Shear and Bending Moment Diagrams

1. Jan 25, 2008

Shear and Bending Moment Diagrams!!

1. The problem statement, all variables and given/known data

2. Relevant equations
Newton's 2nd and 3rd

3. The attempt at a solution

So my main confusion is this:

I found the reaction at A to be 19 kN

If I make a vertical cut through some arbitrary point along the beam and and do some analysis I get:

From the left portion:
$$\downarrow +\sum F_y=0\Rightarrow V-19+3x=0\Rightarrow V=19-3x$$

Now if I take the right portion I get:
$$\uparrow +\sumFy=0\Rightarrow V-10-[3(6-x)]=0\Rightarrow V=28-3x$$

Now which do I use? Or How do I go from what I have to a shear diagram?

Last edited: Jan 25, 2008
2. Jan 25, 2008

Or am I making this too difficult? Should I just look at the left portion?

3. Jan 25, 2008

Who am I kidding. . . no one looks in this forum.

4. Jan 25, 2008

Staff: Mentor

5. Jan 25, 2008

Thanks Astronuc. I screwed up my reaction force at A. It should be 28. Thus, the equation is the same.

6. Jan 25, 2008

WHat the hell am I doing now?! Why can't I get this. My shearing function should be the derivative of my moment function, which is not the case.
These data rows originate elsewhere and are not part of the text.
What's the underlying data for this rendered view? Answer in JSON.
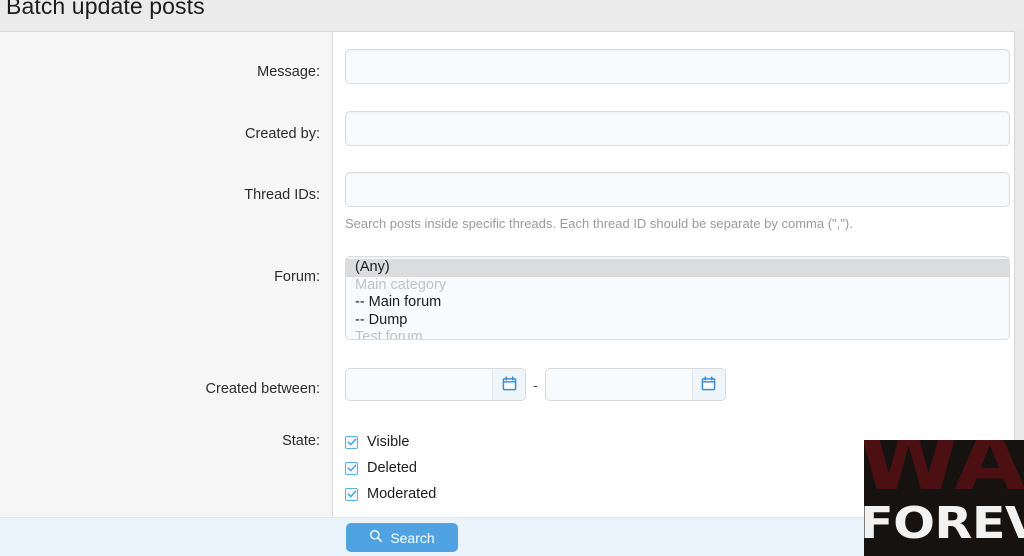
{
  "header": {
    "title": "Batch update posts"
  },
  "form": {
    "rows": [
      {
        "label": "Message:",
        "value": "",
        "placeholder": ""
      },
      {
        "label": "Created by:",
        "value": "",
        "placeholder": ""
      },
      {
        "label": "Thread IDs:",
        "value": "",
        "placeholder": ""
      },
      {
        "label": "Forum:"
      },
      {
        "label": "Created between:"
      },
      {
        "label": "State:"
      }
    ],
    "thread_ids_help": "Search posts inside specific threads. Each thread ID should be separate by comma (\",\").",
    "forum": {
      "options": [
        {
          "text": "(Any)",
          "selected": true,
          "disabled": false
        },
        {
          "text": "Main category",
          "selected": false,
          "disabled": true
        },
        {
          "text": "-- Main forum",
          "selected": false,
          "disabled": false
        },
        {
          "text": "-- Dump",
          "selected": false,
          "disabled": false
        },
        {
          "text": "Test forum",
          "selected": false,
          "disabled": true
        }
      ]
    },
    "created_between": {
      "from_value": "",
      "from_placeholder": "",
      "to_value": "",
      "to_placeholder": "",
      "separator": "-",
      "calendar_icon": "calendar-icon"
    },
    "state": {
      "items": [
        {
          "label": "Visible",
          "checked": true
        },
        {
          "label": "Deleted",
          "checked": true
        },
        {
          "label": "Moderated",
          "checked": true
        }
      ]
    }
  },
  "footer": {
    "search_label": "Search",
    "search_icon": "search-icon"
  },
  "watermark": {
    "line1": "WAR",
    "line2": "FOREVER"
  },
  "colors": {
    "accent": "#4fa3e3",
    "page_background": "#e9e9e9",
    "header_background": "#ebebeb",
    "gutter_background": "#f6f6f6",
    "footer_background": "#e9f4fc",
    "input_background": "#f7fbfd",
    "watermark_war": "#4c1013",
    "watermark_forever": "#f2f2f2"
  }
}
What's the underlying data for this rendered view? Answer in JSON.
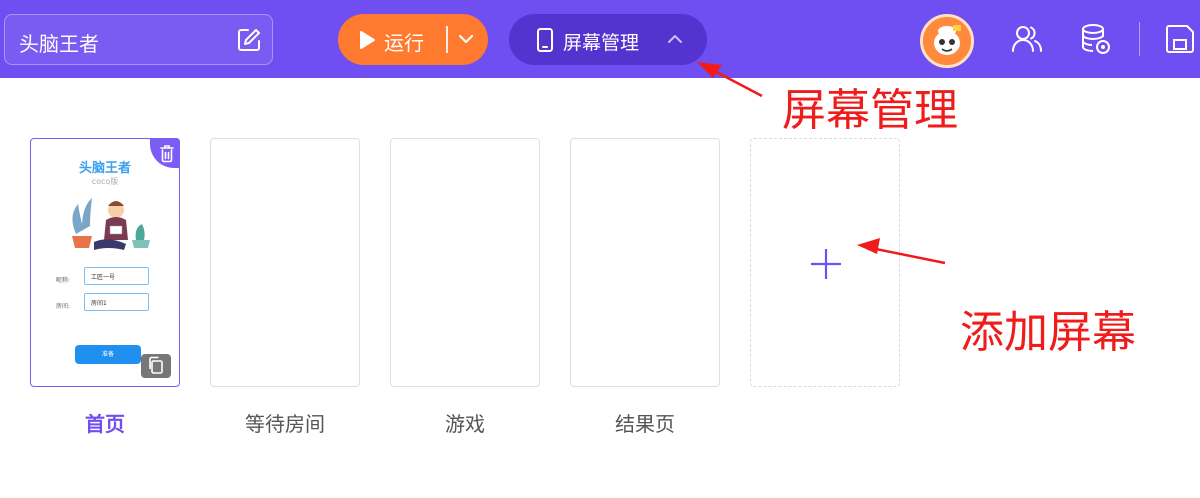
{
  "topbar": {
    "project_name": "头脑王者",
    "run_label": "运行",
    "screen_manage_label": "屏幕管理",
    "accent_color": "#6f4ff2",
    "run_color": "#ff7a2e",
    "icons": [
      "edit-icon",
      "play-icon",
      "chevron-down-icon",
      "phone-icon",
      "chevron-up-icon",
      "avatar",
      "users-icon",
      "database-settings-icon",
      "save-icon"
    ]
  },
  "screens": [
    {
      "label": "首页",
      "active": true
    },
    {
      "label": "等待房间",
      "active": false
    },
    {
      "label": "游戏",
      "active": false
    },
    {
      "label": "结果页",
      "active": false
    }
  ],
  "thumbnail": {
    "title": "头脑王者",
    "subtitle": "coco版",
    "nickname_label": "昵称:",
    "nickname_value": "工匠一号",
    "room_label": "房间:",
    "room_value": "房间1",
    "ready_button": "准备"
  },
  "add_screen": {
    "icon": "plus-icon"
  },
  "annotations": {
    "screen_manage": "屏幕管理",
    "add_screen": "添加屏幕",
    "color": "#f01c1c"
  }
}
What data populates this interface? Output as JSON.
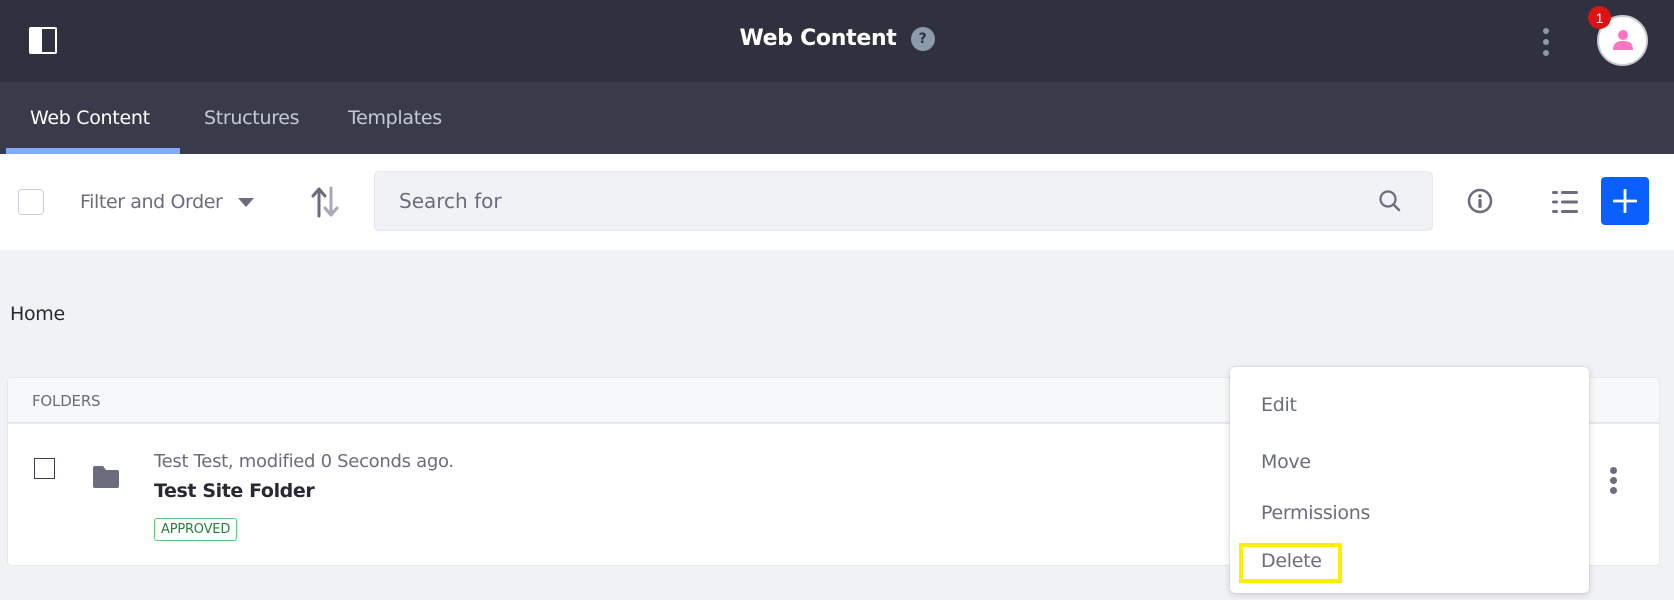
{
  "header": {
    "title": "Web Content",
    "help_icon": "question-mark-icon",
    "notification_count": "1",
    "sidebar_toggle_icon": "sidebar-toggle-icon",
    "options_icon": "vertical-ellipsis-icon",
    "avatar_icon": "user-icon"
  },
  "tabs": [
    {
      "label": "Web Content",
      "active": true
    },
    {
      "label": "Structures",
      "active": false
    },
    {
      "label": "Templates",
      "active": false
    }
  ],
  "toolbar": {
    "filter_label": "Filter and Order",
    "search_placeholder": "Search for",
    "search_value": "",
    "icons": {
      "sort": "order-arrows-icon",
      "search": "search-icon",
      "info": "info-circle-icon",
      "view": "list-view-icon",
      "add": "plus-icon"
    }
  },
  "breadcrumb": {
    "items": [
      "Home"
    ]
  },
  "folders": {
    "section_label": "FOLDERS",
    "rows": [
      {
        "meta": "Test Test, modified 0 Seconds ago.",
        "title": "Test Site Folder",
        "status": "APPROVED",
        "icon": "folder-icon"
      }
    ]
  },
  "dropdown_menu": {
    "items": [
      {
        "label": "Edit"
      },
      {
        "label": "Move"
      },
      {
        "label": "Permissions"
      },
      {
        "label": "Delete",
        "highlighted": true
      }
    ],
    "highlight_color": "#ffee00"
  },
  "colors": {
    "header_bg": "#30313f",
    "tabs_bg": "#393a4a",
    "active_tab_underline": "#80acff",
    "primary": "#0b5fff",
    "notification": "#da1414",
    "approved": "#287d3c",
    "avatar_accent": "#ff73c3"
  }
}
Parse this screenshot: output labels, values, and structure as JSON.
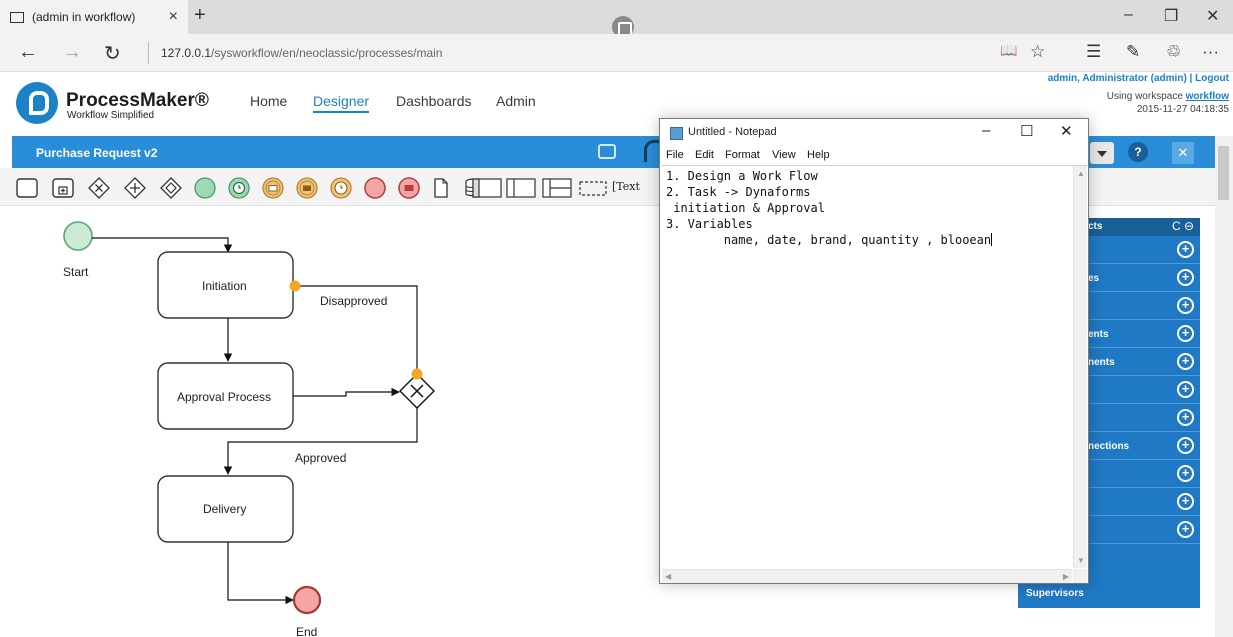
{
  "browser": {
    "tab_title": "(admin in workflow)",
    "tab_close": "×",
    "new_tab": "+",
    "win_min": "–",
    "win_restore": "❐",
    "win_close": "✕",
    "back": "←",
    "forward": "→",
    "refresh": "↻",
    "url_host": "127.0.0.1",
    "url_path": "/sysworkflow/en/neoclassic/processes/main",
    "reading_view": "📖",
    "favorite": "☆",
    "hub": "☰",
    "notes": "✎",
    "share": "♲",
    "more": "···"
  },
  "header": {
    "brand": "ProcessMaker®",
    "tagline": "Workflow Simplified",
    "nav": [
      "Home",
      "Designer",
      "Dashboards",
      "Admin"
    ],
    "user_info": "admin, Administrator (admin) | Logout",
    "workspace_prefix": "Using workspace ",
    "workspace_name": "workflow",
    "datetime": "2015-11-27 04:18:35"
  },
  "designer": {
    "process_title": "Purchase Request v2",
    "help_label": "?",
    "close_label": "✕"
  },
  "toolbar": {
    "text_tool": "[Text"
  },
  "diagram": {
    "start_label": "Start",
    "tasks": [
      "Initiation",
      "Approval Process",
      "Delivery"
    ],
    "end_label": "End",
    "flow_labels": {
      "disapproved": "Disapproved",
      "approved": "Approved"
    }
  },
  "side_panel": {
    "header": "cts",
    "header_tools": "C ⊖",
    "items": [
      "",
      "es",
      "",
      "ents",
      "nents",
      "",
      "",
      "nections",
      "",
      "",
      ""
    ],
    "plus": "+",
    "bottom": "Supervisors"
  },
  "notepad": {
    "title": "Untitled - Notepad",
    "ctl_min": "–",
    "ctl_max": "☐",
    "ctl_close": "✕",
    "menu": [
      "File",
      "Edit",
      "Format",
      "View",
      "Help"
    ],
    "lines": [
      "1. Design a Work Flow",
      "2. Task -> Dynaforms",
      " initiation & Approval",
      "3. Variables",
      "        name, date, brand, quantity , blooean"
    ]
  },
  "colors": {
    "accent": "#2a8dd8",
    "panel": "#1f79c4",
    "start_event": "#c9ead3",
    "end_event": "#f4a6a6",
    "connector_dot": "#f5a623"
  }
}
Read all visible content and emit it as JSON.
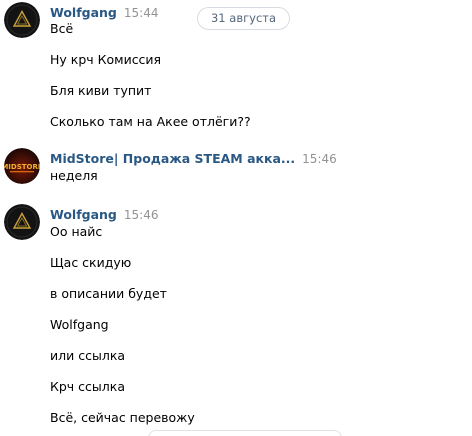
{
  "date_separator": "31 августа",
  "messages": [
    {
      "author": "Wolfgang",
      "time": "15:44",
      "avatar_icon": "dark-logo-avatar",
      "lines": [
        "Всё",
        "Ну крч Комиссия",
        "Бля киви тупит",
        "Сколько там на Акее отлёги??"
      ]
    },
    {
      "author": "MidStore| Продажа STEAM акка...",
      "time": "15:46",
      "avatar_icon": "midstore-logo-avatar",
      "avatar_text": "MIDSTORE",
      "lines": [
        "неделя"
      ]
    },
    {
      "author": "Wolfgang",
      "time": "15:46",
      "avatar_icon": "dark-logo-avatar",
      "lines": [
        "Оо найс",
        "Щас скидую",
        "в описании будет",
        "Wolfgang",
        "или ссылка",
        "Крч ссылка",
        "Всё, сейчас перевожу"
      ]
    }
  ],
  "colors": {
    "author": "#2a5885",
    "time": "#939393",
    "text": "#000000",
    "date_pill_text": "#55677d",
    "date_pill_border": "#d7dce2"
  }
}
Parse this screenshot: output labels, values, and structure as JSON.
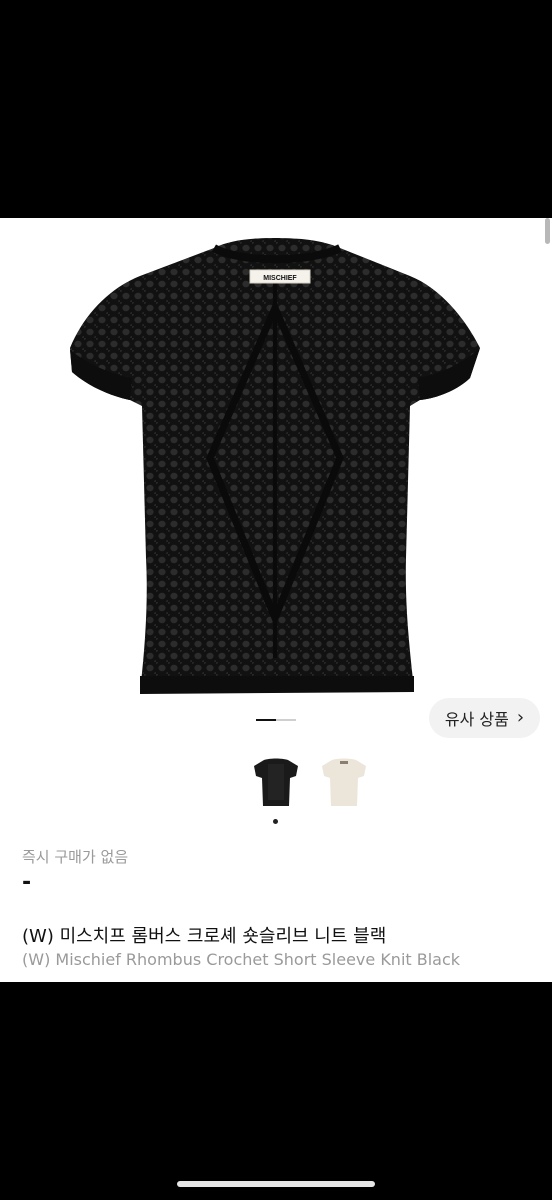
{
  "product": {
    "brand_tag": "MISCHIEF",
    "purchase_status": "즉시 구매가 없음",
    "price": "-",
    "title_ko": "(W) 미스치프 롬버스 크로셰 숏슬리브 니트 블랙",
    "title_en": "(W) Mischief Rhombus Crochet Short Sleeve Knit Black"
  },
  "similar_products": {
    "label": "유사 상품",
    "icon": "chevron-right-icon"
  },
  "gallery": {
    "current_index": 1,
    "total": 2,
    "thumbnails": [
      {
        "color_name": "black",
        "color": "#1a1a1a",
        "selected": true
      },
      {
        "color_name": "cream",
        "color": "#ece6da",
        "selected": false
      }
    ]
  },
  "colors": {
    "background": "#ffffff",
    "frame": "#000000",
    "muted_text": "#9a9a9a",
    "chip_bg": "#f2f2f2"
  }
}
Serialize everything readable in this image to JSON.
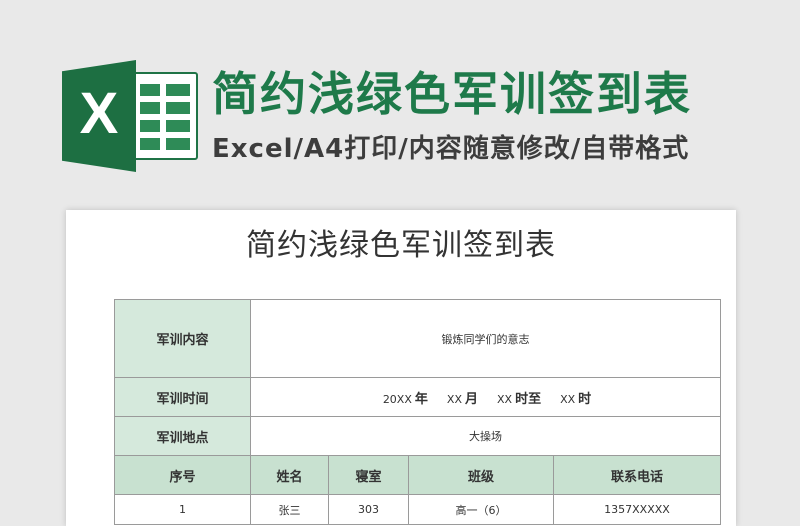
{
  "banner": {
    "title": "简约浅绿色军训签到表",
    "subtitle": "Excel/A4打印/内容随意修改/自带格式",
    "logo_letter": "X"
  },
  "document": {
    "title": "简约浅绿色军训签到表",
    "rows": {
      "content_label": "军训内容",
      "content_value": "锻炼同学们的意志",
      "time_label": "军训时间",
      "time": {
        "year_val": "20XX",
        "year_unit": "年",
        "month_val": "XX",
        "month_unit": "月",
        "hour_val": "XX",
        "hour_unit": "时至",
        "end_val": "XX",
        "end_unit": "时"
      },
      "place_label": "军训地点",
      "place_value": "大操场"
    },
    "columns": [
      "序号",
      "姓名",
      "寝室",
      "班级",
      "联系电话"
    ],
    "entries": [
      {
        "no": "1",
        "name": "张三",
        "room": "303",
        "class": "高一（6）",
        "phone": "1357XXXXX"
      }
    ]
  },
  "colors": {
    "accent": "#1e7a4a",
    "label_bg": "#d5e9dc",
    "header_bg": "#c8e1d0"
  }
}
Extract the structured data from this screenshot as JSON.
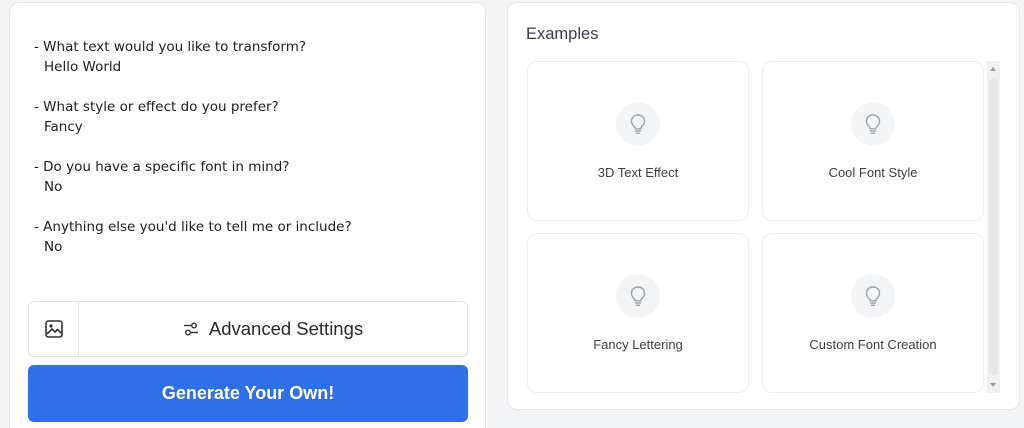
{
  "prompt": {
    "items": [
      {
        "question": "- What text would you like to transform?",
        "answer": "Hello World"
      },
      {
        "question": "- What style or effect do you prefer?",
        "answer": "Fancy"
      },
      {
        "question": "- Do you have a specific font in mind?",
        "answer": "No"
      },
      {
        "question": "- Anything else you'd like to tell me or include?",
        "answer": "No"
      }
    ]
  },
  "actions": {
    "advanced_settings_label": "Advanced Settings",
    "generate_label": "Generate Your Own!"
  },
  "examples": {
    "title": "Examples",
    "cards": [
      {
        "label": "3D Text Effect"
      },
      {
        "label": "Cool Font Style"
      },
      {
        "label": "Fancy Lettering"
      },
      {
        "label": "Custom Font Creation"
      }
    ]
  },
  "colors": {
    "primary": "#2f6fe8",
    "bulb_icon": "#9aa4ad"
  },
  "icons": {
    "image": "image-icon",
    "settings": "sliders-icon",
    "card": "lightbulb-icon"
  }
}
Here's my work.

7. Jan 25, 2008

Pyrrhus

When you cut (section) a distributed force i see you use the incorrect lever arm, you know the force if it was concentraded it'll be acting at the centroid of the figure formed by the distribution force, therefore the lever arm for 3x should be x/2.

8. Jan 26, 2008

How is there no shear at B. If V=28-3x than at B V(6)=28-3(6)=10kn

9. Jan 26, 2008

Pyrrhus

Yes, there is shear at B because of the point load at the end. Astronuc probably didn't notice the point load, because he is correct for the case without it.

10. Jan 26, 2008

Thanks!!

11. Jul 26, 2011

the_red_jeste

Re: Shear and Bending Moment Diagrams!!

given that the problem is one of a cantilever there will be no shear force at B since it is a free end and there is nothing for the beam end to bear upon or shear across.